Tuesday Morning Teardown · Ron Lemasters · Tuesday February 28, 2012
If you’re going to have to postpone the biggest race of the year to Monday night, you might as well pull out all the stops. NASCAR found itself in that very situation on Monday night, and suffice it to say, they pulled out all the stops. The 54th Daytona 500 is going to go down in history with the 1979 edition as one of the most-momentous races for NASCAR, long-term.
Well, being run in primetime on a major network with the most famous female driver in the world making her Sprint Cup debut and a ton of momentum from 2011 all work, for starters. A wreck on Lap 2 that takes out a five-time champion and the most famous female driver in the world at the same time adds to it.
Juan Pablo Montoya’s car breaking and plowing the jet-fueled track dryer, setting off a conflagration that threatened to burn down Turn 3 will be played on every news broadcast and sports station for the next week.
That doesn’t hurt the ol’ TV ratings in the least, one would think.
It certainly doesn’t hurt to have a full-on test of racing in primetime on a day other than Saturday or Sunday. A Speedweeks that threatened to careen totally out of control with the rain that hit the Speedway on Sunday morning turned out to be one of those once-in-a-generation moments that, for one reason or another, resonated with a large portion of the TV-watching public a day later. FOX and partner SPEED are reaping benefits from this rare, primetime, non-weekend telecast. An entire sporting night to be had largely to themselves is a huge bonus.

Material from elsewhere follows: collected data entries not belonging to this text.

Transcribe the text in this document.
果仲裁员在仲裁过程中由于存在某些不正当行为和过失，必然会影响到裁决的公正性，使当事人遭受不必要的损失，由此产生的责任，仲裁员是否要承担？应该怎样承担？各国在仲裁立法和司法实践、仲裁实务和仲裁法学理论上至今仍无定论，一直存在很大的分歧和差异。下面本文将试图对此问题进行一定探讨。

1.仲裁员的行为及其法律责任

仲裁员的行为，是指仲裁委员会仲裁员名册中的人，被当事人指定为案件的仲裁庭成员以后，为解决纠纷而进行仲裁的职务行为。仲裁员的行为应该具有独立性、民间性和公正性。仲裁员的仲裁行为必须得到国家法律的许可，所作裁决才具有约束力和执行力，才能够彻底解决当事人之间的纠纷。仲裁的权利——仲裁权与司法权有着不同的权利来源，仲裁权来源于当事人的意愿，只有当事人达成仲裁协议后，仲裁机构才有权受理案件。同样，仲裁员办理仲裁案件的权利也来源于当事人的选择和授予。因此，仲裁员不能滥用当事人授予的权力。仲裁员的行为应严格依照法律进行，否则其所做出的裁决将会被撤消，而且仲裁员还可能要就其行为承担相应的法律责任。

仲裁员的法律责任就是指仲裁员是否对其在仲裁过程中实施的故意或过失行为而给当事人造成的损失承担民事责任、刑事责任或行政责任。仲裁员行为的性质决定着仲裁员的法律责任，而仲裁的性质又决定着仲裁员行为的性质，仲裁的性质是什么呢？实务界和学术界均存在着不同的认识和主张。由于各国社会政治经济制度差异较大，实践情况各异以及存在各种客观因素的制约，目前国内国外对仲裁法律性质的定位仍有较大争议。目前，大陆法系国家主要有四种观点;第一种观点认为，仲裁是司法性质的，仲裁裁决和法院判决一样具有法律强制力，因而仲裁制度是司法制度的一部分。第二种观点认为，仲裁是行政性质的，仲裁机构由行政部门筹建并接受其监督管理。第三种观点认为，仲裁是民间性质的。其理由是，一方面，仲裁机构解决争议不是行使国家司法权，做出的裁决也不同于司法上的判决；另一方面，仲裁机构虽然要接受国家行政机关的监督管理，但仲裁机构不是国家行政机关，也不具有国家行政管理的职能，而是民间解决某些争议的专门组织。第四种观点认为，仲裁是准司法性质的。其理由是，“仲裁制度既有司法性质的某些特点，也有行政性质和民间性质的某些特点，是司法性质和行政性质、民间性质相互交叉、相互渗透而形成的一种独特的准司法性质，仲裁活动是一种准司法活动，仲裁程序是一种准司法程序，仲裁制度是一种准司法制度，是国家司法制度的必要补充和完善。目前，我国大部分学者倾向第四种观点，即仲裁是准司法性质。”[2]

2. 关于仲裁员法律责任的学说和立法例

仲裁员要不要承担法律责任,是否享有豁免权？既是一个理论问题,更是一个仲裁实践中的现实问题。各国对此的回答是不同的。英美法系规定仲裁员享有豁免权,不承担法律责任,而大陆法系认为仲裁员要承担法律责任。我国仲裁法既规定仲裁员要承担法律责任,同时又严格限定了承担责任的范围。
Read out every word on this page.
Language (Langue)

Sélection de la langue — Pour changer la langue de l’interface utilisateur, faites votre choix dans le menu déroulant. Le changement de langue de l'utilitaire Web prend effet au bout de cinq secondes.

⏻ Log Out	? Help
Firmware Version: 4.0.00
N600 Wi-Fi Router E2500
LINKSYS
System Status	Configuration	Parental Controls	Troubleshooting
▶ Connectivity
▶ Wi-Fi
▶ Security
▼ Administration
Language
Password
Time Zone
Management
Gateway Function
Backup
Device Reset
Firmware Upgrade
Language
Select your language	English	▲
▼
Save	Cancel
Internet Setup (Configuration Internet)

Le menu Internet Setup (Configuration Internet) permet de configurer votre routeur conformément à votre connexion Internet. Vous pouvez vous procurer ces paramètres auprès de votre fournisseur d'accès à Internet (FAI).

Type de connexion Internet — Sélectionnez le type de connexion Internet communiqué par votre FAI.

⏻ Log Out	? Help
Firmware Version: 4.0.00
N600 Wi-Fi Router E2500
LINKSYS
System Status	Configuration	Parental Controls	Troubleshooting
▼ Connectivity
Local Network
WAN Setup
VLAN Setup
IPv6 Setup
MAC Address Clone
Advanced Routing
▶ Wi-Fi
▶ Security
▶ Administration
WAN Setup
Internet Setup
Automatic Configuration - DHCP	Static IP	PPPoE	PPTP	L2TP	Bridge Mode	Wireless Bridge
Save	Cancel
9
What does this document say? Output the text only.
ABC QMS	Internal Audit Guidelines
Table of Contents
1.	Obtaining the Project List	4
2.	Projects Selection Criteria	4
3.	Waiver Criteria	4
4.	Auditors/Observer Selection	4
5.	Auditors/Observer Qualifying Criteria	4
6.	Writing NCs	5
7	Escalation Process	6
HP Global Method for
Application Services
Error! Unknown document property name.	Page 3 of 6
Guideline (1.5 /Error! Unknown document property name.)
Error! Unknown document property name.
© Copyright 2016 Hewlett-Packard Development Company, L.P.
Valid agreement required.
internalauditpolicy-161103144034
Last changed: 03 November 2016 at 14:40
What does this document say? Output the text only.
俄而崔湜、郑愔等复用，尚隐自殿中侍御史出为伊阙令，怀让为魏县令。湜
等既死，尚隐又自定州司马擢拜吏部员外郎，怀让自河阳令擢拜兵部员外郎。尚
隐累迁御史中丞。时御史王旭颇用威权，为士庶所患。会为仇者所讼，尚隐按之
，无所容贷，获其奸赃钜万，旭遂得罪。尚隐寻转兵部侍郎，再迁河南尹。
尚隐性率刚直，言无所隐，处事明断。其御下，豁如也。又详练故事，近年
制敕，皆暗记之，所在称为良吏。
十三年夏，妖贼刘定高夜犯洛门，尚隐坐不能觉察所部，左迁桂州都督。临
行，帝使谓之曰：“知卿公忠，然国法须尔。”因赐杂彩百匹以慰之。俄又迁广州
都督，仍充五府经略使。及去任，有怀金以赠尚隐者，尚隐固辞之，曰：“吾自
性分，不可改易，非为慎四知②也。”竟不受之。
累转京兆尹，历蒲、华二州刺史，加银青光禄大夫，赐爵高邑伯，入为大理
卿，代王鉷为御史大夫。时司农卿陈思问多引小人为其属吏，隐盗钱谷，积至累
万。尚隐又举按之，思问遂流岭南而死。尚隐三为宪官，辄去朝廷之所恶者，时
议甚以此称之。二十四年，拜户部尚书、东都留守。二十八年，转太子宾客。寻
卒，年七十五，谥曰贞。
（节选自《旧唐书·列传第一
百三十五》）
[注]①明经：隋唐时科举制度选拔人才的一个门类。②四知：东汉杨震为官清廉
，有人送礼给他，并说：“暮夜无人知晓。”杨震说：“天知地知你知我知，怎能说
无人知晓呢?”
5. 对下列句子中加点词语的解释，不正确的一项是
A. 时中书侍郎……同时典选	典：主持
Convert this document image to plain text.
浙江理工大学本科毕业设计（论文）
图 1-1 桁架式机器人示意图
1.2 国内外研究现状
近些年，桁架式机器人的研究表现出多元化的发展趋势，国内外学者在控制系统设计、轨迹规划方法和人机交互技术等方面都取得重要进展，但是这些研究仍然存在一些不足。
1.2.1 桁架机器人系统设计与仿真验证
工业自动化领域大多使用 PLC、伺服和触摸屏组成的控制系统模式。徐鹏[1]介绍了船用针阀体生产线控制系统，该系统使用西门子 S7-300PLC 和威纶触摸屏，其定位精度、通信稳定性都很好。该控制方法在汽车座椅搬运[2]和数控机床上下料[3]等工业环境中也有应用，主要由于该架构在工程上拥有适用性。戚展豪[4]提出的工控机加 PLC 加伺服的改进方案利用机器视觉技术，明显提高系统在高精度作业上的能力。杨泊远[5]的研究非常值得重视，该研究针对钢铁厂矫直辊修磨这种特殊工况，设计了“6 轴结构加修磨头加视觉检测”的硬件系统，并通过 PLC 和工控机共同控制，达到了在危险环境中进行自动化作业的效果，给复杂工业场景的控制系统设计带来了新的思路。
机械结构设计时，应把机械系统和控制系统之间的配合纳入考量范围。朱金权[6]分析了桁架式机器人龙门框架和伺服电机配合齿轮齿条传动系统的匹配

If you’ll remember, back in 1979, the Northeast had been slammed by a blizzard and the population was largely homebound. There was not much else to watch on TV that Sunday, and when the race ended and the Allison brothers and Cale Yarborough commenced to whoopin’ on each other, those snowbound people sat there enthralled at NASCAR. As Ken Squier and Chris Economaki called the race, a whole generation of people who had never heard of Richard Petty or Cale or Bobby or Donnie suddenly found something they liked.
That single event, combined with the presence of President Ronald Reagan at Daytona on the Fourth of July to see Petty win No. 200, did more to advance NASCAR’s cause than any race or any event in the sport’s history to that point. When Petty won that Firecracker 400 in 1984, there was a photo of Reagan and Petty in the press box that ran on the front page of The New York Times, above the fold, the following day.
These events were, obviously, in the days before Twitter and the Internet. Now, the Twitter timeline is racing faster than the cars are, and Facebook is lighting it up. The message boards on NASCAR sites are clogged. Even the mundanes, those who have not yet discovered the glory of NASCAR, are tuning in, drawn by the Twitpics and Tweets and blogosphere chatter.
While this year’s Daytona 500 might not be an artistic success, it certainly will prove to be a watershed moment for the sport, if you’ll pardon the pun. Add in the Danica factor and you’ve got something that trends among women, who are always a huge component of the total NASCAR audience, as well as among those men who either like Danica or don’t. There’s been more kvetching about the all-Danica, all-the-time coverage than anything since the Busch brothers were Public Enemy No. 1 and No. 1a.
People who, when they woke up this morning, had no idea they’d be up at nearly 11 PM commenting on something like NASCAR are paying attention. And generally, when they comment, they’re spelling NASCAR correctly.
Advantage, our sport.
As I wrote the above, a Tweet flashed across the screen. “Basketball needs to come back… I’m watching @NASCAR. This is CRAZY.” See what I mean? Brad Keselowski, who had his phone in the car with him, took a photo of the fire from Turn 2 and posted it on his Twitter page. Everybody wanted to see it, and Keselowski doubled his followers in the hour-plus it took to fix the track as a result.
When the story of NASCAR is told, 40 years from now, this year’s race will be a part of it. The first postponement in 53+ years was big news, as was the “Big One” early and the really weird crash that saw the jet dryer get taken out by a broken car and burst into flames. As Matt Kenseth took the checkered flag at 12:56 AM, the 54th Daytona 500 went into the record books as one of the strangest, most exciting and important races in NASCAR history.
The fans, who waited through a long Sunday and an even longer Monday and even into Tuesday, it was one of those races that will end up as, “Were you there in 2012?” If you were there, it will be a mark in your fan book. For NASCAR, it might touch off a rebirth of sorts. We don’t know yet how many TV viewers stayed to the end of the race, but there were quite a few. This event will be one of the moments they’ll be talking about for years.